I have an insulating arc, which is half a circle, and I
put a charge here on the arc at a uniform density.
I have a total charge of Q on the arc, and the radius
of the arc is a--
it's only half an arc.
Lambda, if you want to express it how many coulombs there are
per meter, lambda would be Q divided by half the
circumference, so that it's pi a.
Now you're being asked: what is the potential at that point
P, right at the center of that arc?
As I said earlier, the potential is a scalar--
it's not a vector.
The advantage of scalars is that you don't have to take
into account directions--
they have no direction, so all you have to do is just add up
the individual potentials from each one of those little
sections over the arc, and that's exactly what
I'm going to do.
I'm going to carve out here a little section, dx.
That little section dx contains a charge dq, which is
lambda times dx, which is therefore Q divided
by pi a times dx.
That is the little amount of charge here.
The potential at the point P as a result of this charge, if
I assume that infinity is 0, that potential,
which I will call dVp--
it's only a teeny weeny little bit due to this section dx.

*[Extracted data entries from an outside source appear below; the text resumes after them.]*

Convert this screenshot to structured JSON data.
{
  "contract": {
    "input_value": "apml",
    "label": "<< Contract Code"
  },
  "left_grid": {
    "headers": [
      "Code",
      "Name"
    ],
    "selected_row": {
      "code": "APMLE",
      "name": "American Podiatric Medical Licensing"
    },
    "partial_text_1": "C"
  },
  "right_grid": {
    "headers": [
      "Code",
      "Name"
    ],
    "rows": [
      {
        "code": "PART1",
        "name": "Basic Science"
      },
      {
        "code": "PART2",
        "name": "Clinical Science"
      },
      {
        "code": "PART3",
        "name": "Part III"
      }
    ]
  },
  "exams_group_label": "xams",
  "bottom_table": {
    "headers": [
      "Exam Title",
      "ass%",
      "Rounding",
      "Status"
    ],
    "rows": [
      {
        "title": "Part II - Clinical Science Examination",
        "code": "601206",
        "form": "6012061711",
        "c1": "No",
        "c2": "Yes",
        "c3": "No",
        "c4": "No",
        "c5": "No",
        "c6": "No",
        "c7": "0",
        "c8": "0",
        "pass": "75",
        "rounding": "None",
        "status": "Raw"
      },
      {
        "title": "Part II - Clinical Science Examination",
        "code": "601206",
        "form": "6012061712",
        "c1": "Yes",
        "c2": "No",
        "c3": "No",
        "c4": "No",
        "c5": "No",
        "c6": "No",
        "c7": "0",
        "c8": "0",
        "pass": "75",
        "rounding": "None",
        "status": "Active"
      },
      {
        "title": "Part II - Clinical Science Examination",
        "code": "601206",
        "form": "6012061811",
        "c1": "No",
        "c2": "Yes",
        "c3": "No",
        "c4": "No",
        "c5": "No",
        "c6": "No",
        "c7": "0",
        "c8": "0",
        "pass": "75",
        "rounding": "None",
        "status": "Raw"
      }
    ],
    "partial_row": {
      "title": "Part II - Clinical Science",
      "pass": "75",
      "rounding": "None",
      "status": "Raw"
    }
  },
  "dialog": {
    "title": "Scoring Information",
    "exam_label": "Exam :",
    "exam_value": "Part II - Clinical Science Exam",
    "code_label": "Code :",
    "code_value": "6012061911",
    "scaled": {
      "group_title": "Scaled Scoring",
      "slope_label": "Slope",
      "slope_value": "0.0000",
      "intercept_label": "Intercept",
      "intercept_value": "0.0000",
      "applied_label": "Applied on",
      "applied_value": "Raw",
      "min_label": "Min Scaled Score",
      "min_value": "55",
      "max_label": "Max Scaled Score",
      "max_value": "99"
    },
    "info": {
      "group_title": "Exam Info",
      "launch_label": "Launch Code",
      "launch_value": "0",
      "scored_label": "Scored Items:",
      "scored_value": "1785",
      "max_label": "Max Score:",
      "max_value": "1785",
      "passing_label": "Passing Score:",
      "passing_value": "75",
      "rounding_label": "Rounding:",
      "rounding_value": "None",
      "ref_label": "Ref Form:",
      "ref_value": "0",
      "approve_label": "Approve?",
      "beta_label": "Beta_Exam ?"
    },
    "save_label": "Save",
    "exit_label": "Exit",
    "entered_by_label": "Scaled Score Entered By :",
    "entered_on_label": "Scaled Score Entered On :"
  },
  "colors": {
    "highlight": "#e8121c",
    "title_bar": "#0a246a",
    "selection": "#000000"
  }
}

It therefore equals Q divided by pi a divided by 4
pi a epsilon 0.
Remember, it's 4 pi epsilon 0 r--
r is the distance from the charge to that point P, and
we've seen it in our previous problems--
so that's why this a is there times the x.
Now I have to add all these elements of dx, so
that makes it easy--
I do an integral, and the integral has to be
done along the arc.
That will give me that V p is Q divided by pi a divided by
this times the integral along the arc of dx.
The integral along the arc of dx itself is pi a, so
I lose the pi a.
I get Q divided by 4 pi epsilon 0 times a--
that would be the potential at this point
P due to this half-arc.
Now you are being asked what is the electric
field at point P?
That's harder, because the electric field is a vector, so
now if you take this little element, the positive charge
here would have a small e vector is this direction.
But if you take the little element here, that would have
e vector in this direction, and if you take the small
element here, that would have an e vector in this direction.
You will have to add up all these e vectors to get the net
e vector, and I will help you a little bit: the net e
vector, I claim, must be in the direction e net.
That goes right through the center of this arc.
The reason for that is that it's clear that the y
components--
if I called these the y components--
will cancel because of the symmetry of the problem.
What I have here below this horizontal line is exactly
what I have here, so you don't even have to worry about the y
components--
all you have to do is calculate all the x
components, due to all these little elements.
Then you have to do an integral over the whole arc,
forgetting the y components, and out comes the net e
vector, which will be, I guarantee
you, in this direction.